Former Graduate Student Collects Placement Data He Wishes He'd Had

October 09, 2013

When Andrew Carson was a graduate student in philosophy at Northern Illinois University, his biggest concern about life after graduate school was whether he would land a tenure-track job.

He didn't have much concrete information to turn to when trying to determine what his chances might be. Although he eventually abandoned his aspirations for an academic career, he wanted to help graduate students, and prospective graduate students, who still had those ambitions by giving them something he didn't have: easy access to placement data in the field.

Mr. Carson, who chose to end his graduate studies after earning a master's degree in philosophy, in 2012, now works full time as a senior data scientist at a company in Washington State.

In his spare time, he began gathering placement data—copious amounts of it—from almost 60 graduate philosophy programs in the United States and Canada. It took him three or four months to comb through the Web pages of each of the programs to retrieve and format its publicly available data. Then he crunched the information to reveal some interesting trends about the job market since 2000.

"I wanted to know exactly what was going on in the academic-philosophy job market and what schools were really doing when it comes to placement," says Mr.
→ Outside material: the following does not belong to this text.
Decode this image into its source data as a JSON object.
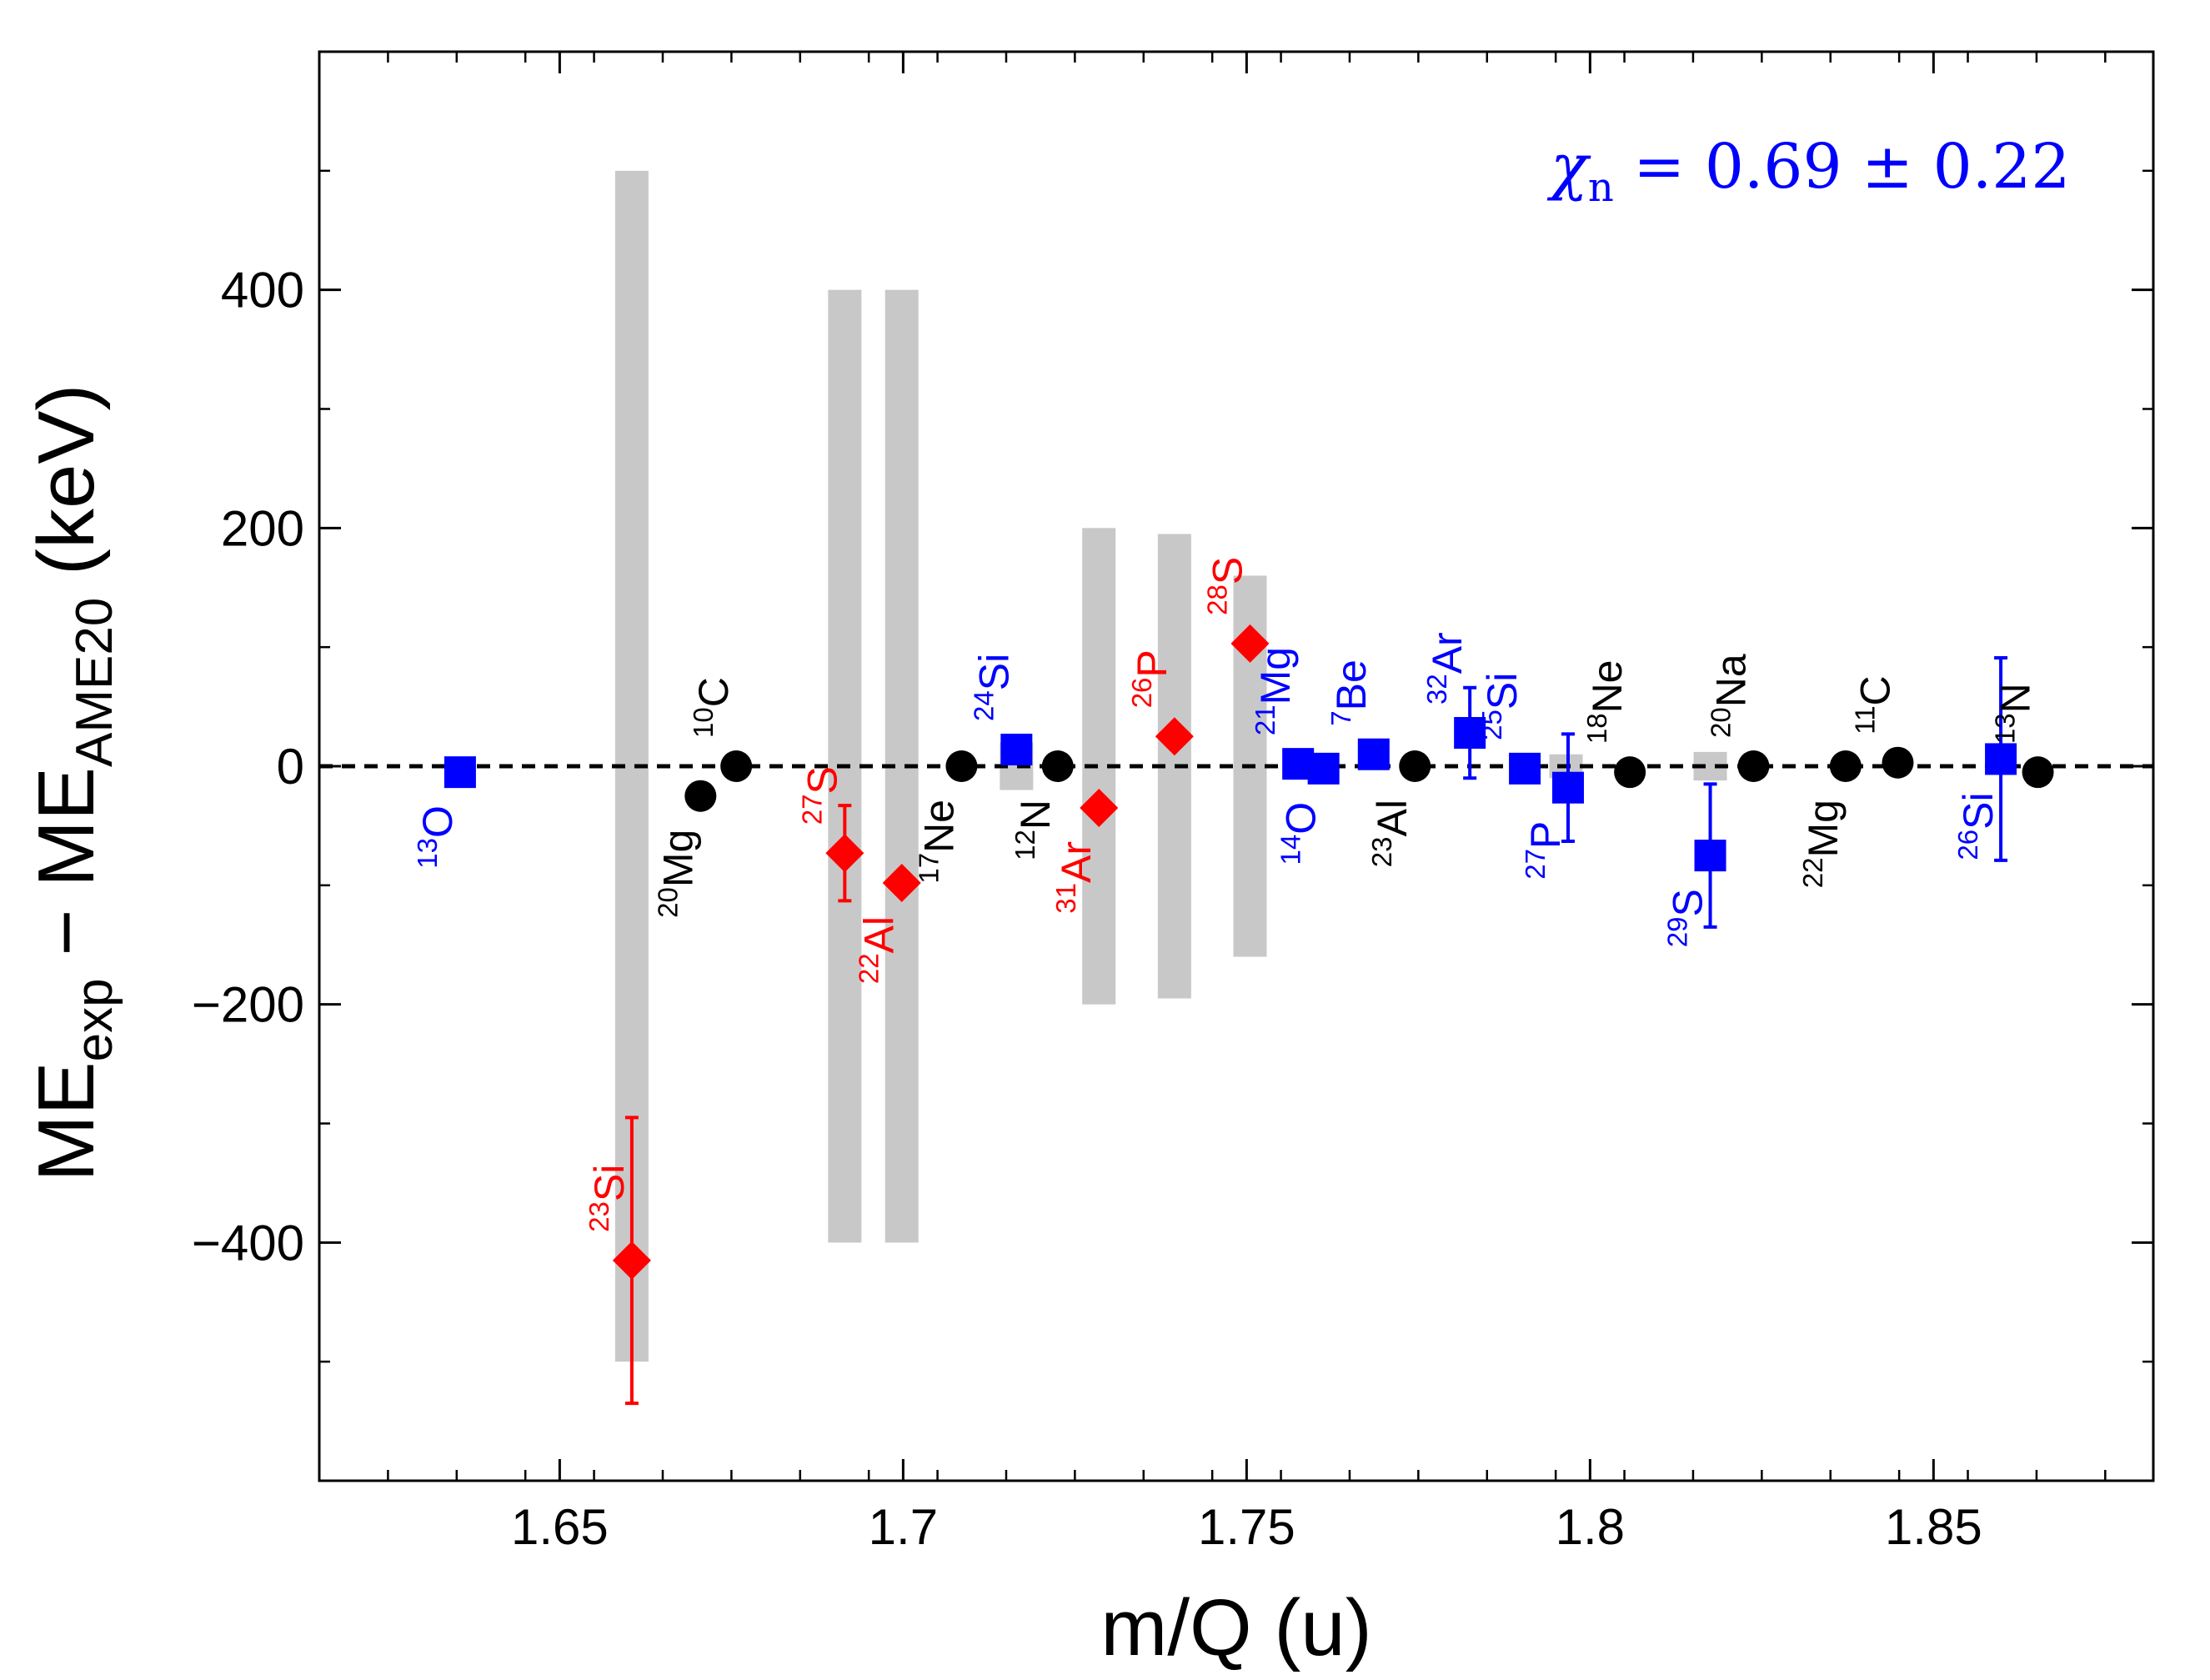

Carson, who writes for Philosophy News, where the results of his data project were posted this month. "I wouldn't need to do this if schools would put their placement data in a form that's easy for graduate students to make comparisons."

Among other things, he found that:

  • ­Since 2000, only 39 percent of the 2,600 Ph.D. graduates in the data set have landed tenure-track or long-term positions right out of graduate school.
  • New York, Johns Hopkins, and Harvard Universities have the best track records when it comes to initial placements, with about 70 percent of their graduates landing tenure-track or long-term jobs right out of graduate school.
  • The top three institutions in terms of the proportion of graduates who hold tenured or tenure-track positions are Yale University (91 percent), the University of Massachusetts at Amherst (86 percent), and Northwestern University (79 percent).

Mr. Carson's data are from the institutions in the rankings compiled by Brian Leiter, of the philosophy blog Leiter Reports.

"Given the nature and number of the difficulties in creating this data set, I hope you will forgive me if I have sometimes substantially misrepresented any school's placement record," Mr. Carson writes in a note on his posting. "Please take my rankings with a grain of salt. This is a first attempt at a difficult problem."

He plans to update and improve his data. "This isn't a one-time thing," he says. "Ideally, this will be a long-term project."

Correction (10/9/2013, 12:45 p.m.): This article originally said that 39 percent of the Ph.D. graduates in the data set had found tenure-track or long-term positions. It should have said that 39 percent of those graduates had found such positions immediately after graduate school. The article has been updated to reflect this correction.